Homeless in Athens, Greece: the European Union-IMF bail out plan for Greece

Homeless in Athens ( Andreas Solaro:AFP:Getty Images) July 5 2015

Homeless in Athens: this elderly man sleeping rough is the European Union-IMF bail out plan for Greece. Pensions are directly targeted along with other social services.

Greeks are voting in a public referendum today whether to accept or reject EU-IMF extortion. There have been massive protests demanding a “no” vote. Which ever option they choose, life will be hell for awhile. But a “no” vote giving the bum’s rush to plunder will be the most emancipating choice in the long run. They can rebuild an economy without doing it on the backs of working people & strengthen their forces to bounce capitalist predation once & for all.

Revolution don’t come easy but it never comes by groveling before tyranny.

Our fullest solidarity with our Greek brothers & sisters.

(Photo by Andreas Solaro/AFP/Getty Images)

The modern face of immigration: women and children

Syrian refugees in Macedonia (Dimitar Dilkoff:AFP:Getty Images) July 5 2015

This refugee woman & her infant are leaving a train in a border town between Macedonia & Serbia. Likes thousands of others, she’s trying to get north to other countries in Europe.

While the US & European Union militarize their borders & whip up right-wing nationalists against refugees, photojournalism documents that tens of thousands of them are women with infants & small children. Just as often, it is unaccompanied children. That’s as true on the US border as it is in the Mediterranean Sea & the borders of Europe.

It takes a special kind of barbarism to build barrier walls & take your navies after women & children. It’s neoliberal barbarism, a scorched earth economics that sees human life as dispensable in service to private wealth & oligarchy.

Immigration is a human right for all men, women, & children. Open the damn borders! If that means the end of neoliberalism, all the better for building a humane world.

(Photo by Dimitar Dilkoff/AFP/Getty Images)

The 4th of July: a festival of flag-waving nationalism

4th of July parade in Port Carbon, PA (Jacqueline Dormer:The Republican-Herald:AP) July 5th 2015

Everybody likes a holiday, especially the ones with picnics, parades, & firework displays. The 4th of July celebrations in the US are always an extravaganza par excellence. Fireworks don’t get bigger–even in cities where parks & libraries are closed down for lack of funds.
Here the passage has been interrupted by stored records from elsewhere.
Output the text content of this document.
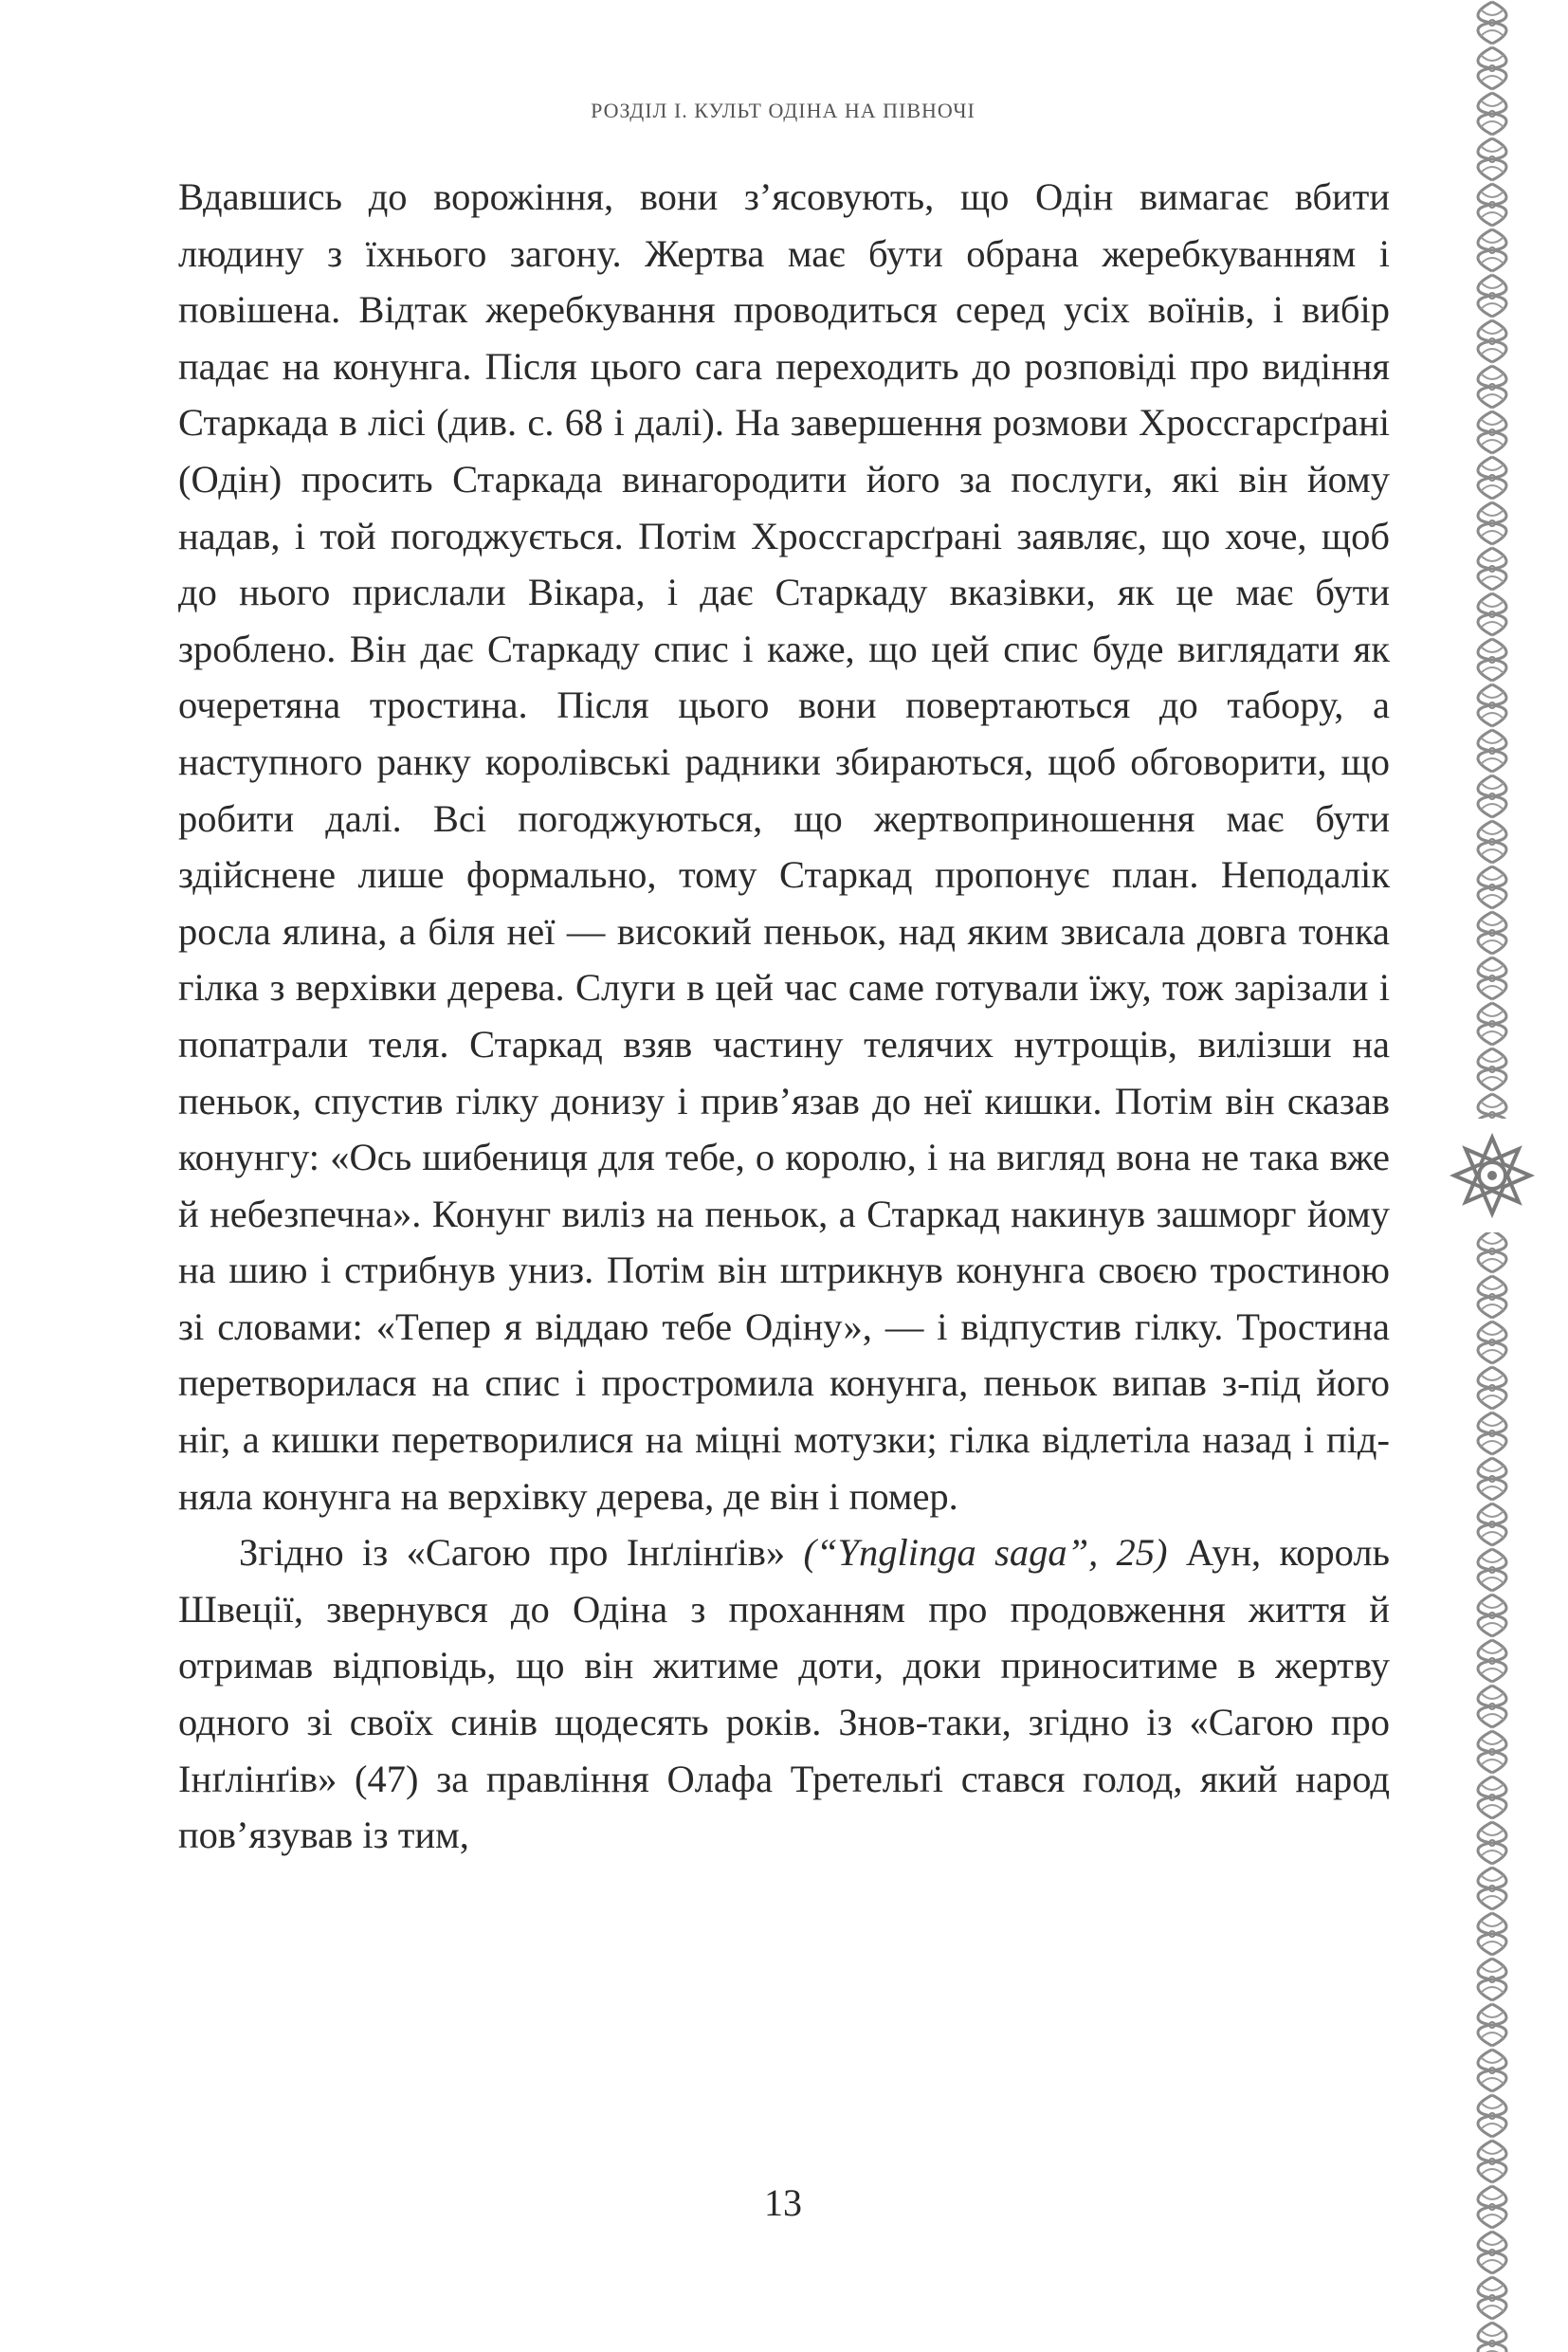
РОЗДІЛ І. КУЛЬТ ОДІНА НА ПІВНОЧІ

Вдавшись до ворожіння, вони з’ясовують, що Одін вимагає вбити людину з їхнього загону. Жертва має бути обрана жеребкуванням і повішена. Відтак жеребкування проводиться серед усіх воїнів, і вибір падає на конунга. Після цього сага переходить до розповіді про видіння Старкада в лісі (див. с. 68 і далі). На завершення розмови Хроссгарсґрані (Одін) просить Старкада винагородити його за послуги, які він йому надав, і той погоджується. Потім Хроссгарсґрані заявляє, що хоче, щоб до нього прислали Вікара, і дає Старкаду вказівки, як це має бути зроблено. Він дає Старкаду спис і каже, що цей спис буде виглядати як очеретяна тростина. Після цього вони повертаються до табору, а наступного ранку королівські радники збираються, щоб обговорити, що робити далі. Всі погоджуються, що жертвоприношення має бути здійснене лише формально, тому Старкад пропонує план. Неподалік росла ялина, а біля неї — високий пеньок, над яким звисала довга тонка гілка з верхівки дерева. Слуги в цей час саме готували їжу, тож зарізали і попатрали теля. Старкад взяв частину телячих нутрощів, вилізши на пеньок, спустив гілку донизу і прив’язав до неї кишки. Потім він сказав конунгу: «Ось шибениця для тебе, о королю, і на вигляд вона не така вже й небезпечна». Конунг виліз на пеньок, а Старкад накинув зашморг йому на шию і стрибнув униз. Потім він штрикнув конунга своєю тростиною зі словами: «Тепер я віддаю тебе Одіну», — і відпустив гілку. Тростина перетворилася на спис і простромила конунга, пеньок випав з-під його ніг, а кишки перетворилися на міцні мотузки; гілка відлетіла назад і підняла конунга на верхівку дерева, де він і помер.

Згідно із «Сагою про Інґлінґів» (“Ynglinga saga”, 25) Аун, король Швеції, звернувся до Одіна з проханням про продовження життя й отримав відповідь, що він житиме доти, доки приноситиме в жертву одного зі своїх синів щодесять років. Знов-таки, згідно із «Сагою про Інґлінґів» (47) за правління Олафа Третельґі стався голод, який народ пов’язував із тим,

13
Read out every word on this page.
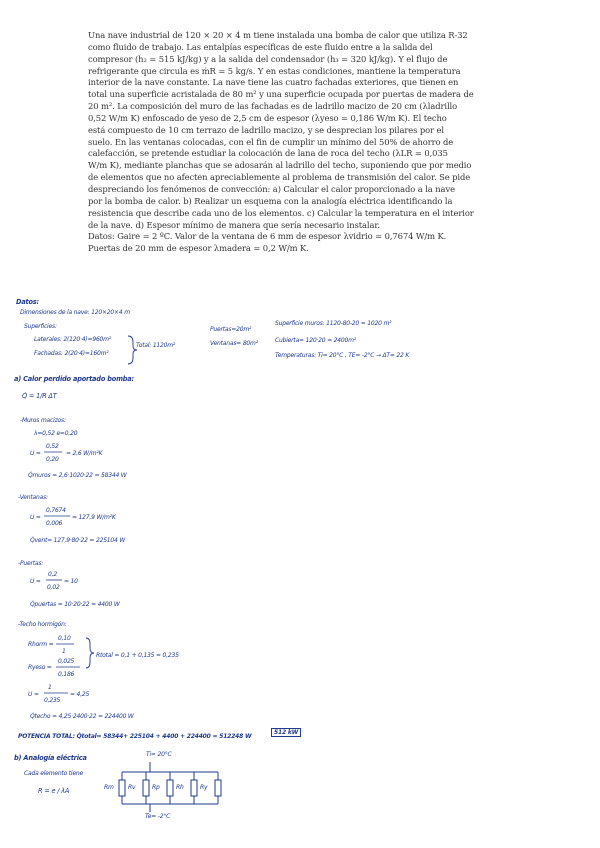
Una nave industrial de 120 × 20 × 4 m tiene instalada una bomba de calor que utiliza R-32
como fluido de trabajo. Las entalpías específicas de este fluido entre a la salida del
compresor (h₂ = 515 kJ/kg) y a la salida del condensador (h₃ = 320 kJ/kg). Y el flujo de
refrigerante que circula es ṁR = 5 kg/s. Y en estas condiciones, mantiene la temperatura
interior de la nave constante. La nave tiene las cuatro fachadas exteriores, que tienen en
total una superficie acristalada de 80 m² y una superficie ocupada por puertas de madera de
20 m². La composición del muro de las fachadas es de ladrillo macizo de 20 cm (λladrillo
0,52 W/m K) enfoscado de yeso de 2,5 cm de espesor (λyeso = 0,186 W/m K). El techo
está compuesto de 10 cm terrazo de ladrillo macizo, y se desprecian los pilares por el
suelo. En las ventanas colocadas, con el fin de cumplir un mínimo del 50% de ahorro de
calefacción, se pretende estudiar la colocación de lana de roca del techo (λLR = 0,035
W/m K), mediante planchas que se adosarán al ladrillo del techo, suponiendo que por medio
de elementos que no afecten apreciablemente al problema de transmisión del calor. Se pide
despreciando los fenómenos de convección: a) Calcular el calor proporcionado a la nave
por la bomba de calor. b) Realizar un esquema con la analogía eléctrica identificando la
resistencia que describe cada uno de los elementos. c) Calcular la temperatura en el interior
de la nave. d) Espesor mínimo de manera que sería necesario instalar.
Datos: Gaire = 2 ºC. Valor de la ventana de 6 mm de espesor λvidrio = 0,7674 W/m K.
Puertas de 20 mm de espesor λmadera = 0,2 W/m K.
Datos:
Dimensiones de la nave: 120×20×4 m
Superficies:
Laterales: 2(120·4)=960m²
Fachadas: 2(20·4)=160m²
Total: 1120m²
Puertas=20m²
Ventanas= 80m²
Superficie muros: 1120-80-20 = 1020 m²
Cubierta= 120·20 = 2400m²
Temperaturas: Ti= 20°C , TE= -2°C → ΔT= 22 K
a) Calor perdido aportado bomba:
Q̇ = 1/R ΔT
-Muros macizos:
λ=0,52 e=0,20
U =
0,52
0,20
= 2,6 W/m²K
Q̇muros = 2,6·1020·22 = 58344 W
-Ventanas:
U =
0,7674
0,006
= 127,9 W/m²K
Q̇vent= 127,9·80·22 = 225104 W
-Puertas:
U =
0,2
0,02
= 10
Q̇puertas = 10·20·22 = 4400 W
-Techo hormigón:
Rhorm =
0,10
1
Ryeso =
0,025
0,186
Rtotal = 0,1 + 0,135 = 0,235
U =
1
0,235
= 4,25
Q̇techo = 4,25·2400·22 = 224400 W
POTENCIA TOTAL: Q̇total= 58344+ 225104 + 4400 + 224400 = 512248 W
512 kW
b) Analogía eléctrica
Cada elemento tiene
R = e / λA
Ti= 20°C
Te= -2°C
Rm Rv	Rp	Rh	Ry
No one wants to cast a pall over celebrations of the American revolution against British tyranny because, believe it or not, it was one of the first revolutions against colonialism. But while the new Americans were fighting the British they were also exterminating the indigenous peoples in the most savage ways. So savage, that the US wars against the original Americans became a model, a matrix for other barbarisms, for other genocides, including Hitler & the colonial state of Israel.

We could try to put colonialism of the Indians aside for just one day & celebrate a victory over British colonialism–since after all, they had at that time a good share of the human race in shackles. But the US government has turned the day into a celebration of militarism, of triumphalism over millions of people. Just like the British in 1776.
July 4th doesn’t signify emancipation in Afghanistan or Iraq or any of the countries where the US military is stationed or bombing. It doesn’t signify the end of occupation or of war–or for that matter, the extermination of Native Americans. If you stand in solidarity with the victims of US militarism it’s really hard to join the parades here which are a spectacle of flag-waving patriotism & nationalism.

So those in the US who see people around the world as brothers & sisters, not as enemies, have a real hard time on the 4th of July. It’s not our day. It’s not our festival anymore. We prefer solidarity to militarism. Call us old-fashioned.

This is the 4th of July “Baby Parade” in Port Carbon, PA. The small boy is being indoctrinated into American triumphalism, not the spirit of 1776, by his parents who are pulling the cardboard tank.